Joyce Carol Thomas

Joyce Carol Thomas
House Of Light

Interviewed by: Lauretta Pierce
March 2002

1. How did you come about the title for the novel "House of Light"?

I live in a house of light. Light sparkles and shimmers through the rooms. I welcome light touching my face, my hands when I write. It stirs up my imagination. To see my characters more fully I have placed them in the book HOUSE OF LIGHT. Each character, Abyssinia, Zenobia, Pearline, Vennie, and Isaiah live and move within rooms and down roads flooded with light within the small, closely-knit Ponca City community. The title HOUSE OF LIGHT came to me more than twenty years ago when I finished my first novel, MARKED BY FIRE.

2. What inspired you to the write the novel "House of Light"?

A lifetime of watching, listening to textures of voices, rhythms of language, and paying attention to everyday folks inspired me.

3. Who is Joyce Carol Thomas?

I am a mother, grandmother, and a California woman from a small Oklahoma town called Ponca City. I return often to the setting for many of my novels, poetry, and plays.

4. How long have you been writing?

I have been writing for as long as I can remember. I started when I was around three and continued through grade school, middle school, high school, marriage, raising children, going to college, and teaching. My ideas for books, stories, and plays persist and will continue I hope until I’m ready to quit the earth.

5. How did you come about the plot surrounding Pearline and her abusive husband Isaiah?

The Pearline and Isaiah plot came to me from listening to the harrowing accounts of the many maltreatments that women find themselves suffering at the hands of men they love and whom they thought loved them. I wanted to see if Pearline and Isaiah could grow beyond their abusive relationship and find a healthy way to share their humanity, even if it meant divorce. Through Pearline and Isaiah’s troubles an entire church has to look at itself in an introspective way. I wrote about Pearline and Isaiah’s love, their anger, the physical threats, Isaiah’s acting out the threats, and lastly Pearline’s resolve to save herself.

6. How did you come about the relationship with Zenobia and Norman?

The Zenobia and Norman relationship was unlikely. She was a woman who liked her men black as coffee. He was the widower of a woman whose skin was white as cream. She sang gospel. He sang country. I think contrasts make for interesting story. I ask myself when I’m writing, “What would happen if?” In Zenobia and Norman’s case, tragedy struck.

7. How did you come about the spectacular last chapter surrounding Abyssinia?

The final chapter surrounding Abyssinia reminds me of our shared humanity. It is to Dr. Abyssinia Jackson that Vennie, Pearline, and Zenobia come with their physical complaints. Abyssinia sees and attends to their physical and emotional pain. The final chapter lets us look within the pain that Abyssinia herself suffers. We understand that all of us have our hurdles, even those of us whom we perceive to be strong. In the final chapter, Abyssinia goes about healing herself and her own family.
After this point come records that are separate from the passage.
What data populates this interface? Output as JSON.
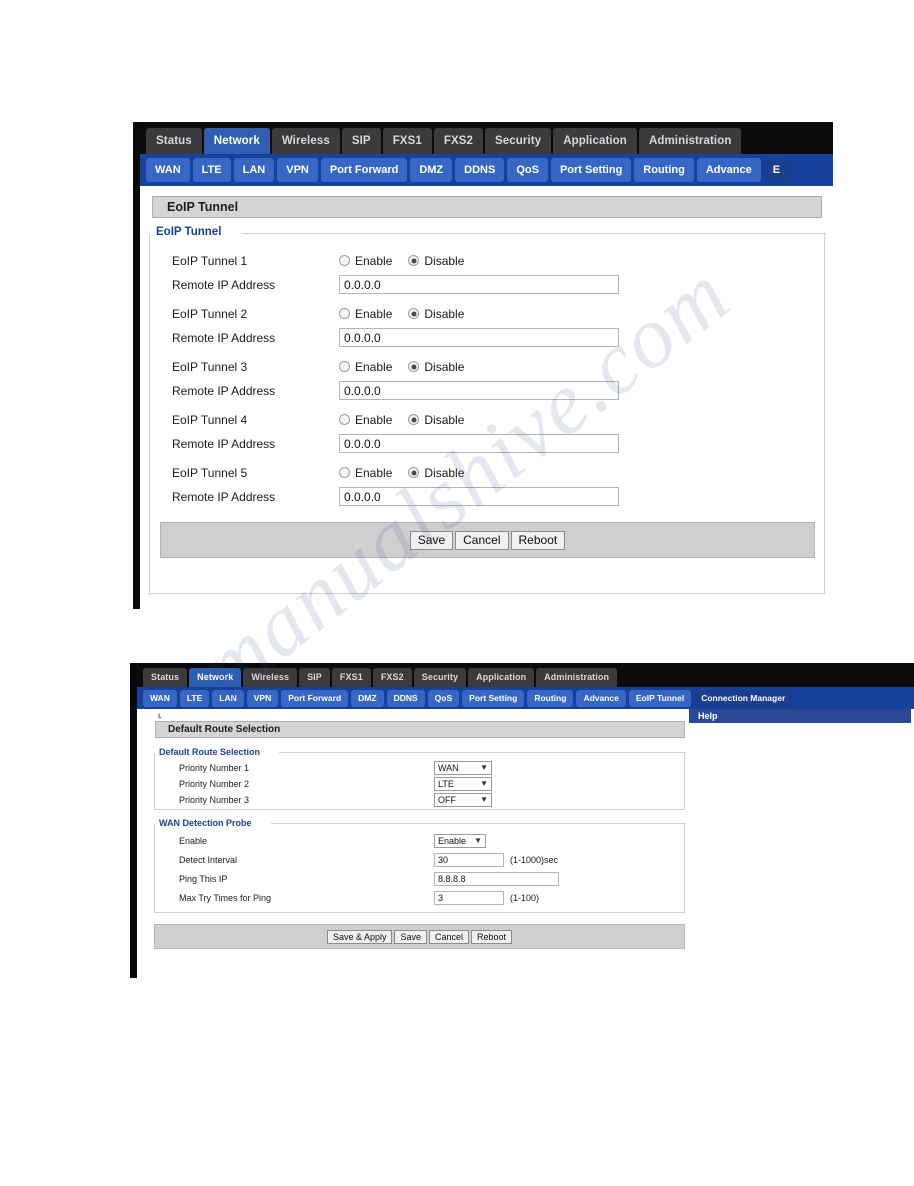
{
  "watermark": {
    "text": "manualshive.com"
  },
  "screenshot1": {
    "main_tabs": [
      {
        "label": "Status",
        "active": false
      },
      {
        "label": "Network",
        "active": true
      },
      {
        "label": "Wireless",
        "active": false
      },
      {
        "label": "SIP",
        "active": false
      },
      {
        "label": "FXS1",
        "active": false
      },
      {
        "label": "FXS2",
        "active": false
      },
      {
        "label": "Security",
        "active": false
      },
      {
        "label": "Application",
        "active": false
      },
      {
        "label": "Administration",
        "active": false
      }
    ],
    "sub_tabs": [
      {
        "label": "WAN",
        "active": false
      },
      {
        "label": "LTE",
        "active": false
      },
      {
        "label": "LAN",
        "active": false
      },
      {
        "label": "VPN",
        "active": false
      },
      {
        "label": "Port Forward",
        "active": false
      },
      {
        "label": "DMZ",
        "active": false
      },
      {
        "label": "DDNS",
        "active": false
      },
      {
        "label": "QoS",
        "active": false
      },
      {
        "label": "Port Setting",
        "active": false
      },
      {
        "label": "Routing",
        "active": false
      },
      {
        "label": "Advance",
        "active": false
      },
      {
        "label": "E",
        "active": true
      }
    ],
    "panel_title": "EoIP Tunnel",
    "legend": "EoIP Tunnel",
    "tunnels": [
      {
        "label": "EoIP Tunnel 1",
        "enable_label": "Enable",
        "disable_label": "Disable",
        "selected": "Disable",
        "ip_label": "Remote IP Address",
        "ip_value": "0.0.0.0"
      },
      {
        "label": "EoIP Tunnel 2",
        "enable_label": "Enable",
        "disable_label": "Disable",
        "selected": "Disable",
        "ip_label": "Remote IP Address",
        "ip_value": "0.0.0.0"
      },
      {
        "label": "EoIP Tunnel 3",
        "enable_label": "Enable",
        "disable_label": "Disable",
        "selected": "Disable",
        "ip_label": "Remote IP Address",
        "ip_value": "0.0.0.0"
      },
      {
        "label": "EoIP Tunnel 4",
        "enable_label": "Enable",
        "disable_label": "Disable",
        "selected": "Disable",
        "ip_label": "Remote IP Address",
        "ip_value": "0.0.0.0"
      },
      {
        "label": "EoIP Tunnel 5",
        "enable_label": "Enable",
        "disable_label": "Disable",
        "selected": "Disable",
        "ip_label": "Remote IP Address",
        "ip_value": "0.0.0.0"
      }
    ],
    "buttons": [
      {
        "label": "Save"
      },
      {
        "label": "Cancel"
      },
      {
        "label": "Reboot"
      }
    ]
  },
  "screenshot2": {
    "main_tabs": [
      {
        "label": "Status",
        "active": false
      },
      {
        "label": "Network",
        "active": true
      },
      {
        "label": "Wireless",
        "active": false
      },
      {
        "label": "SIP",
        "active": false
      },
      {
        "label": "FXS1",
        "active": false
      },
      {
        "label": "FXS2",
        "active": false
      },
      {
        "label": "Security",
        "active": false
      },
      {
        "label": "Application",
        "active": false
      },
      {
        "label": "Administration",
        "active": false
      }
    ],
    "sub_tabs": [
      {
        "label": "WAN",
        "active": false
      },
      {
        "label": "LTE",
        "active": false
      },
      {
        "label": "LAN",
        "active": false
      },
      {
        "label": "VPN",
        "active": false
      },
      {
        "label": "Port Forward",
        "active": false
      },
      {
        "label": "DMZ",
        "active": false
      },
      {
        "label": "DDNS",
        "active": false
      },
      {
        "label": "QoS",
        "active": false
      },
      {
        "label": "Port Setting",
        "active": false
      },
      {
        "label": "Routing",
        "active": false
      },
      {
        "label": "Advance",
        "active": false
      },
      {
        "label": "EoIP Tunnel",
        "active": false
      },
      {
        "label": "Connection Manager",
        "active": true
      }
    ],
    "panel_title": "Default Route Selection",
    "help_title": "Help",
    "route_section": {
      "legend": "Default Route Selection",
      "rows": [
        {
          "label": "Priority Number 1",
          "value": "WAN"
        },
        {
          "label": "Priority Number 2",
          "value": "LTE"
        },
        {
          "label": "Priority Number 3",
          "value": "OFF"
        }
      ]
    },
    "probe_section": {
      "legend": "WAN Detection Probe",
      "enable": {
        "label": "Enable",
        "value": "Enable"
      },
      "detect_interval": {
        "label": "Detect Interval",
        "value": "30",
        "hint": "(1-1000)sec"
      },
      "ping_ip": {
        "label": "Ping This IP",
        "value": "8.8.8.8",
        "hint": ""
      },
      "max_try": {
        "label": "Max Try Times for Ping",
        "value": "3",
        "hint": "(1-100)"
      }
    },
    "buttons": [
      {
        "label": "Save & Apply"
      },
      {
        "label": "Save"
      },
      {
        "label": "Cancel"
      },
      {
        "label": "Reboot"
      }
    ]
  }
}
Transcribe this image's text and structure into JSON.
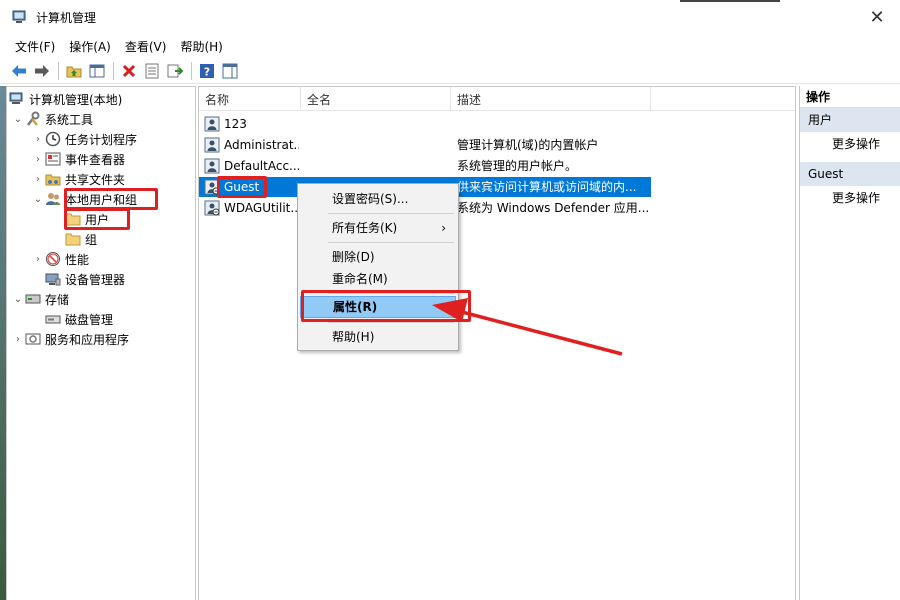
{
  "window": {
    "title": "计算机管理"
  },
  "menu": [
    "文件(F)",
    "操作(A)",
    "查看(V)",
    "帮助(H)"
  ],
  "toolbar": [
    "back-icon",
    "forward-icon",
    "up-folder-icon",
    "show-hide-tree-icon",
    "delete-icon",
    "properties-icon",
    "export-icon",
    "help-icon",
    "view-icon"
  ],
  "tree": {
    "root": "计算机管理(本地)",
    "system_tools": "系统工具",
    "task_scheduler": "任务计划程序",
    "event_viewer": "事件查看器",
    "shared_folders": "共享文件夹",
    "local_users_groups": "本地用户和组",
    "users": "用户",
    "groups": "组",
    "performance": "性能",
    "device_manager": "设备管理器",
    "storage": "存储",
    "disk_management": "磁盘管理",
    "services_apps": "服务和应用程序"
  },
  "list": {
    "columns": [
      "名称",
      "全名",
      "描述"
    ],
    "rows": [
      {
        "name": "123",
        "fullname": "",
        "desc": ""
      },
      {
        "name": "Administrat...",
        "fullname": "",
        "desc": "管理计算机(域)的内置帐户"
      },
      {
        "name": "DefaultAcc...",
        "fullname": "",
        "desc": "系统管理的用户帐户。"
      },
      {
        "name": "Guest",
        "fullname": "",
        "desc": "供来宾访问计算机或访问域的内..."
      },
      {
        "name": "WDAGUtilit...",
        "fullname": "",
        "desc": "系统为 Windows Defender 应用..."
      }
    ]
  },
  "actions": {
    "header": "操作",
    "section1": "用户",
    "more1": "更多操作",
    "section2": "Guest",
    "more2": "更多操作"
  },
  "context_menu": {
    "set_password": "设置密码(S)...",
    "all_tasks": "所有任务(K)",
    "submenu_arrow": "›",
    "delete": "删除(D)",
    "rename": "重命名(M)",
    "properties": "属性(R)",
    "help": "帮助(H)"
  },
  "colors": {
    "selection": "#0078d7",
    "highlight": "#91c9f7",
    "annotation": "#e02020"
  }
}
8. How did you come about the plot surrounding Vennie Walker?

Vennie Walker’s episodes grew out of the injuries that my Mother of the Church Aunt, Corine Coffee, sustained when she worked as a housekeeper/cook in the homes of more affluent whites. The overwork (they paid her for one day but expected her to do a week’s worth of work in that one day), the endless washing, ironing, cleaning took a physical toll. She stood at ironing boards and washing machines and stoves so long that her feet became damaged. The employers’ hiding of money under pillows to test her integrity was a slap in the face, the unwanted attention from the employers’ husbands who thought there was nobody who cared enough about her for him to worry about repercussions was a wound to her spirit. Aunt Corine did not only endure all these burdens but so did many of her female friends. The hearing of the sacrifices these women made for their families troubled me. I decided to write about a Black woman who gets tired of being insulted, who rises up, and says NO. No more! That’s Vennie Walker.

9. Does any of your characters have your personality?

Little bits of my personality, including my “quirky” sense of humor, are found in many of the characters. We share human qualities of love, sadness, loss, hope, and compassion.

10. Why type of atmosphere do you require to write?

I require a simple desk and the right light. I relish a peaceful space in time and place to listen to the voices and the thoughts of my characters. Time enough to report my characters’ actions when they’re mellow, belting out songs, or acting up and acting out.

11. Are you currently working on another novel?

Yes, I’m working on another novel. I don’t talk about the manuscript while I’m spinning its tale.

12. What message would you like readers to receive from reading "House of Light"?

I hope that after finishing HOUSE OF LIGHT, readers will discover that we hold the answers to our own questions. We can be saviors to ourselves as well as to our communities.